PyData Yerevan 2022

Near-Duplicate Ad Detection in Online Classified Ad Services
08-12, 14:30–15:10 (Asia/Yerevan), 114W PAB

Near-Duplicate Ads in online listings usually affect both demand-side and supply-side users’ experiences.

Using Machine-Learning and Deep-Learning we tried to detect duplicated ads.

Ideally, people attending the talk are familiar with the basics of machine learning and deep learning.


Near-Duplicate Ads are harmful to online classified ad services in many ways.
Demand-side users face low-quality listings which increases the time and effort required to find desired ads. Also, normal supply-side users get fewer views and make less profit out of their ads. Finally, Duplicate ads may cause a direct decrease in the business’s revenue (By skipping payments such as ad boosting)
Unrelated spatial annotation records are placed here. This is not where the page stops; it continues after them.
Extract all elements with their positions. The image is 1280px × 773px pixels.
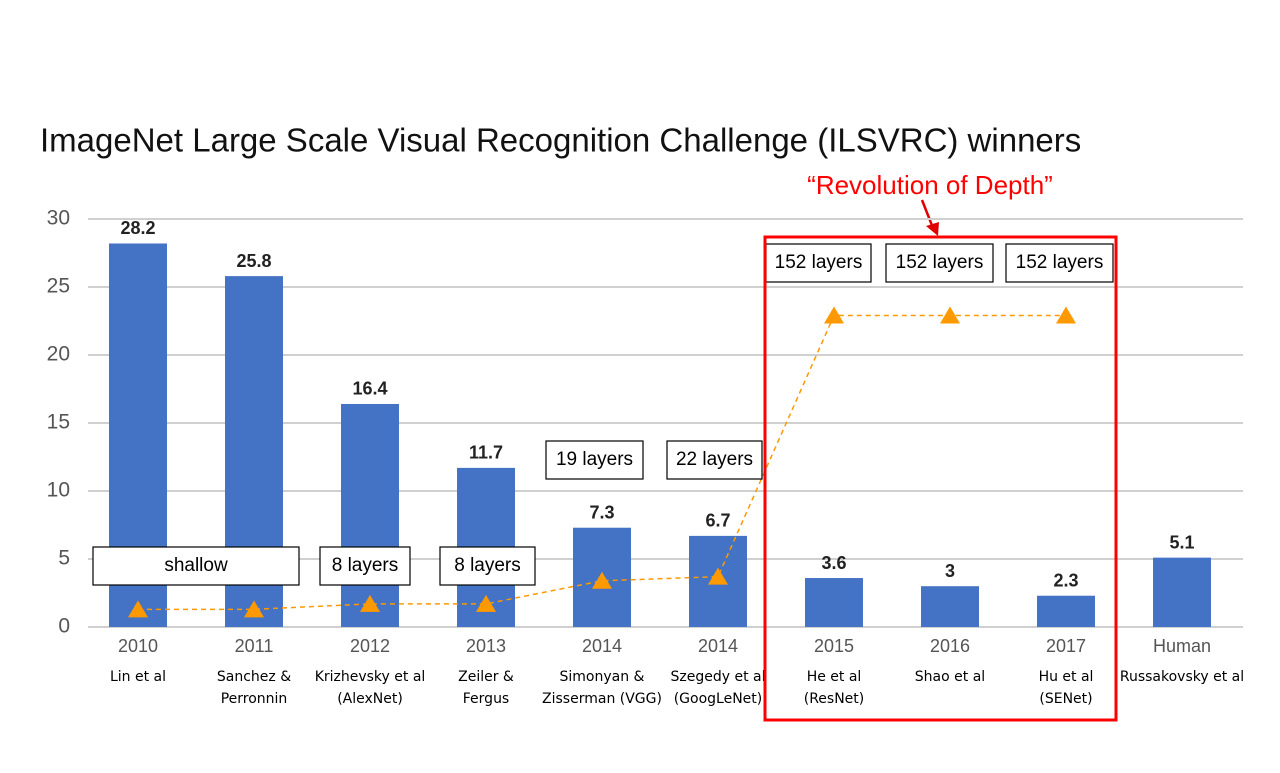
y-tick-label: 5 [58,547,70,570]
author-line: Shao et al [915,669,985,685]
x-tick-label: 2012 [350,636,390,656]
depth-marker [360,594,380,612]
depth-box [666,440,763,480]
x-tick-label: 2013 [466,636,506,656]
depth-label: 152 layers [1016,252,1104,273]
x-tick-label: 2017 [1046,636,1086,656]
y-tick-label: 10 [47,479,70,502]
author-label: Krizhevsky et al (AlexNet) [315,669,426,707]
depth-marker [476,594,496,612]
value-label: 25.8 [236,251,271,271]
chart-title: ImageNet Large Scale Visual Recognition … [40,122,1081,159]
value-label: 28.2 [120,218,155,238]
value-label: 3.6 [821,553,846,573]
x-tick-label: 2015 [814,636,854,656]
author-line: Hu et al [1039,669,1094,685]
author-label: Zeiler & Fergus [458,669,514,707]
value-label: 6.7 [705,511,730,531]
y-tick-label: 20 [47,343,70,366]
x-tick-label: 2016 [930,636,970,656]
author-line: (AlexNet) [337,691,403,707]
depth-marker [244,600,264,618]
author-label: Hu et al (SENet) [1039,669,1094,707]
author-line: Sanchez & [217,669,291,685]
author-line: He et al [807,669,862,685]
depth-box [885,243,994,283]
author-label: Russakovsky et al [1120,669,1244,685]
author-line: Fergus [463,691,509,707]
value-label: 7.3 [589,502,614,522]
author-line: Russakovsky et al [1120,669,1244,685]
x-tick-label: 2014 [582,636,622,656]
author-line: Simonyan & [560,669,645,685]
depth-box [439,546,536,586]
value-label: 3 [945,561,955,581]
depth-box [1005,243,1114,283]
bar [805,578,863,627]
author-label: Shao et al [915,669,985,685]
depth-label: 152 layers [775,252,863,273]
x-tick-label: 2011 [235,636,274,656]
depth-box [765,243,872,283]
depth-label: 152 layers [896,252,984,273]
depth-label: 19 layers [556,449,633,470]
author-line: (ResNet) [804,691,865,707]
depth-label: 8 layers [332,555,399,576]
value-label: 5.1 [1169,532,1194,552]
author-line: Zisserman (VGG) [542,691,662,707]
value-label: 16.4 [352,379,387,399]
y-tick-label: 0 [58,615,70,638]
x-tick-label: 2010 [118,636,158,656]
y-tick-label: 30 [47,207,70,230]
depth-marker [940,306,960,324]
y-tick-label: 25 [47,275,70,298]
author-line: (SENet) [1039,691,1092,707]
depth-box [92,546,300,586]
depth-box [319,546,411,586]
arrow-head [926,222,939,236]
depth-marker [708,567,728,585]
author-line: Lin et al [110,669,166,685]
author-line: Szegedy et al [671,669,766,685]
depth-label: 22 layers [676,449,753,470]
depth-line [138,314,1066,611]
author-label: He et al (ResNet) [804,669,865,707]
author-label: Sanchez & Perronnin [217,669,291,707]
depth-marker [128,600,148,618]
author-line: Krizhevsky et al [315,669,426,685]
author-line: Perronnin [221,691,288,707]
depth-marker [592,571,612,589]
y-tick-label: 15 [47,411,70,434]
author-line: (GoogLeNet) [674,691,763,707]
x-tick-label: Human [1153,636,1211,656]
value-label: 11.7 [469,443,503,463]
x-tick-label: 2014 [698,636,738,656]
annotation: “Revolution of Depth” [807,170,1053,200]
annotation-arrow [920,199,935,229]
depth-box [545,440,644,480]
author-line: Zeiler & [458,669,514,685]
depth-label: shallow [164,555,228,576]
author-label: Lin et al [110,669,166,685]
highlight-box [763,235,1118,722]
bar [1153,557,1211,627]
bar [341,403,399,627]
bar [921,586,979,627]
depth-marker [824,306,844,324]
depth-label: 8 layers [454,555,521,576]
author-label: Szegedy et al (GoogLeNet) [671,669,766,707]
bar [1037,595,1095,627]
author-label: Simonyan & Zisserman (VGG) [542,669,662,707]
depth-marker [1056,306,1076,324]
value-label: 2.3 [1053,570,1078,590]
In this talk first, We will discuss the problem, definition, metrics, and, training data generation.
Then, we will talk about modeling, feature engineering, and how step-by-step metrics were improved.

For texts, we have tried different approaches such as MinHash, CountVectorizer, Bi-LSTM, and, transformers.

For images, we have tried different approaches such as Perception-Hash and, CNNs.

Also, we will discuss how to apply these approaches to find global duplicate ads and confront spammers.


Prior Knowledge Expected

Previous knowledge expected

Diyar Mohammadi is a Data Scientist at Divar.ir (an online classified ad service in Iran). I've been using various machine learning approaches to develop valuable products or solve complex problems in Divar's business.
He is interested in learning and experiencing new approaches which lead to expanding my stack in machine learning and having a broader viewpoint toward problems.
Recently Diyar Mohammadi has been working on Multi-modal deep learning models for complex tasks (such as Near-Duplicate Ad Detection and Real-Time Ad Recommender Systems).
Also, he is currently an undergrad student at the University of Tehran studying Computer Engineering.